L’écologiste et opposant au Kremlin Slivyak appelle à une action plus résolue : « L’UE dispose encore d’une fenêtre d’opportunité, mais elle doit agir maintenant : les coopérations nucléaires avec Rosatom et ses filiales doivent être rompues, avec des plans de transition clairs et limités dans le temps pour les pays qui restent dépendants. »

Lingen, symbole d’un problème plus vaste

Sur le plan formel, la décision concernant ce projet contesté revient à la Basse-Saxe, mais le Land agit pour le compte de l’État fédéral. Le droit nucléaire est une compétence fédérale : Berlin peut donner des instructions aux autorités régionales sur tous les points et dispose du dernier mot.
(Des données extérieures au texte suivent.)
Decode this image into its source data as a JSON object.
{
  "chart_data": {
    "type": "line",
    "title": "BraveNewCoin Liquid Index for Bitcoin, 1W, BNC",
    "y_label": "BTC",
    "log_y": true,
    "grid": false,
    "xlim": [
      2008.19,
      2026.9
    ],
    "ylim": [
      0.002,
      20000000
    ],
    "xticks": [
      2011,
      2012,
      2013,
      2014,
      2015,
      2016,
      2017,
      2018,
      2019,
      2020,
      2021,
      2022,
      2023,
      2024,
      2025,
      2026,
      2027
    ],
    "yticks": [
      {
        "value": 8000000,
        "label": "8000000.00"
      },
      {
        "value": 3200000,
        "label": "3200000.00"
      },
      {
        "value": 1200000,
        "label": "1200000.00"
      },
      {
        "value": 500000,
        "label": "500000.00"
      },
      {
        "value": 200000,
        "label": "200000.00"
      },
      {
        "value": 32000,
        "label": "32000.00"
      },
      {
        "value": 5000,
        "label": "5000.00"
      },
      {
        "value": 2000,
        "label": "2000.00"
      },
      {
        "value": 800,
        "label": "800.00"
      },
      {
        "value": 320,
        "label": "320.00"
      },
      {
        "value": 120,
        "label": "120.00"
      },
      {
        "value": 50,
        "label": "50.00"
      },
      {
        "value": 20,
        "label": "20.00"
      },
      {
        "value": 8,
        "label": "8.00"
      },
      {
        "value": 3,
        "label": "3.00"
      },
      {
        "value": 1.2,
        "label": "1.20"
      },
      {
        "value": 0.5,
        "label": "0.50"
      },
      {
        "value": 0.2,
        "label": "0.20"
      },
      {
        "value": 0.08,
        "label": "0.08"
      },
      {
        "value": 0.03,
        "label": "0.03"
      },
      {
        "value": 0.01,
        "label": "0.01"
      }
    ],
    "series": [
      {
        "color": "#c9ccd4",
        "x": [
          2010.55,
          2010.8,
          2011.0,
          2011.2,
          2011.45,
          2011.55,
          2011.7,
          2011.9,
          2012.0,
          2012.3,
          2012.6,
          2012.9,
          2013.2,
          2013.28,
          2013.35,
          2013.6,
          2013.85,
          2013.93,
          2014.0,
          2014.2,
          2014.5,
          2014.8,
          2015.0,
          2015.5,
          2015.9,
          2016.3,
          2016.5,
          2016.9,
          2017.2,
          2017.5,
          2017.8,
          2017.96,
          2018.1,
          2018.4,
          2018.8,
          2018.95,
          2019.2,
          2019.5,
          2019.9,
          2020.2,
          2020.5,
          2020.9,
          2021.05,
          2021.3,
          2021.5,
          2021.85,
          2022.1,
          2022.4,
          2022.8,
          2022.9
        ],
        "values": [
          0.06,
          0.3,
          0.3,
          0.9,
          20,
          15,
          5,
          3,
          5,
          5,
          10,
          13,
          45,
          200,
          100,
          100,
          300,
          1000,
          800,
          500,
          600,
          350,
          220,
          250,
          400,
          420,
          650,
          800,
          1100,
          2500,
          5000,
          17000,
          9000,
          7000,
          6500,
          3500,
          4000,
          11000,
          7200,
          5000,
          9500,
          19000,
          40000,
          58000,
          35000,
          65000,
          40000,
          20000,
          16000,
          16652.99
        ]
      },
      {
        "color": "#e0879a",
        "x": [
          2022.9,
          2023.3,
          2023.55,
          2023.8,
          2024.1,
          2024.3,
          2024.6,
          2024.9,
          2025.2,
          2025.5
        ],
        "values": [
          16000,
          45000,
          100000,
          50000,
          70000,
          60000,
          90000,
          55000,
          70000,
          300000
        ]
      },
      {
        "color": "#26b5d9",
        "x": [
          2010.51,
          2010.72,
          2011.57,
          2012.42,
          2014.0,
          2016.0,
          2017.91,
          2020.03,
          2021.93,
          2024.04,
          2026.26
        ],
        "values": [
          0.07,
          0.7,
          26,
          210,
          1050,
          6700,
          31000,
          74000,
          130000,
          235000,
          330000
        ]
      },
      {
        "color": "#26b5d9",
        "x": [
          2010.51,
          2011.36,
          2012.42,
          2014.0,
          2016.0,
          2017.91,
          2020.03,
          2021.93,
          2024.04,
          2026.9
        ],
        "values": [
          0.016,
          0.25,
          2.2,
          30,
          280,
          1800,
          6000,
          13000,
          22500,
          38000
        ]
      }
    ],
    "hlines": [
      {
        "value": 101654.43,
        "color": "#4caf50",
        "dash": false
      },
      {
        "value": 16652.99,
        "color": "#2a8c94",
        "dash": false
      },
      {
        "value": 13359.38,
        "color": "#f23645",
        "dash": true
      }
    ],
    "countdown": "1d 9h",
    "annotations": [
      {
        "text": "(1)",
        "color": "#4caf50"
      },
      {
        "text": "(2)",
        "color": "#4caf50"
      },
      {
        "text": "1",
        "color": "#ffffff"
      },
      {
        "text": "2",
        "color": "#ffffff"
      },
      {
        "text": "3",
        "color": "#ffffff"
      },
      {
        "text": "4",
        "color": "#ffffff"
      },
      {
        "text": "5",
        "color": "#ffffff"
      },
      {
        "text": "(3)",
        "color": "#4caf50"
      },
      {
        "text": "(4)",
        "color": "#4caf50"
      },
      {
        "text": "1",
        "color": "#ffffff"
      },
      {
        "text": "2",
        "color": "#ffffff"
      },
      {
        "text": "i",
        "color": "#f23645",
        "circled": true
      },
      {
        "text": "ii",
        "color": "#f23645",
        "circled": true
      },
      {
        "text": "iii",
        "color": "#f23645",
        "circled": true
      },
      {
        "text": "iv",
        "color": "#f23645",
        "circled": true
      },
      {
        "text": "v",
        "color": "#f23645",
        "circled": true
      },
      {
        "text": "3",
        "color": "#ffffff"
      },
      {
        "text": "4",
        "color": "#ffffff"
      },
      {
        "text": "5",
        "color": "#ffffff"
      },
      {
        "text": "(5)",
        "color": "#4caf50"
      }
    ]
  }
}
La procédure s’appuie sur le rapport Roller (source en allemand), commandé au lancement du dossier par le gouvernement fédéral, qui recommande de prendre en compte, dans l’instruction de la demande, les questions de sécurité intérieure et extérieure liées à la coentreprise avec Rosatom.

Reste au gouvernement fédéral et à ses services de sécurité de déterminer si la coentreprise représente un risque concret pour la sécurité intérieure ou extérieure – par des actes de sabotage, d’espionnage ou par une influence russe.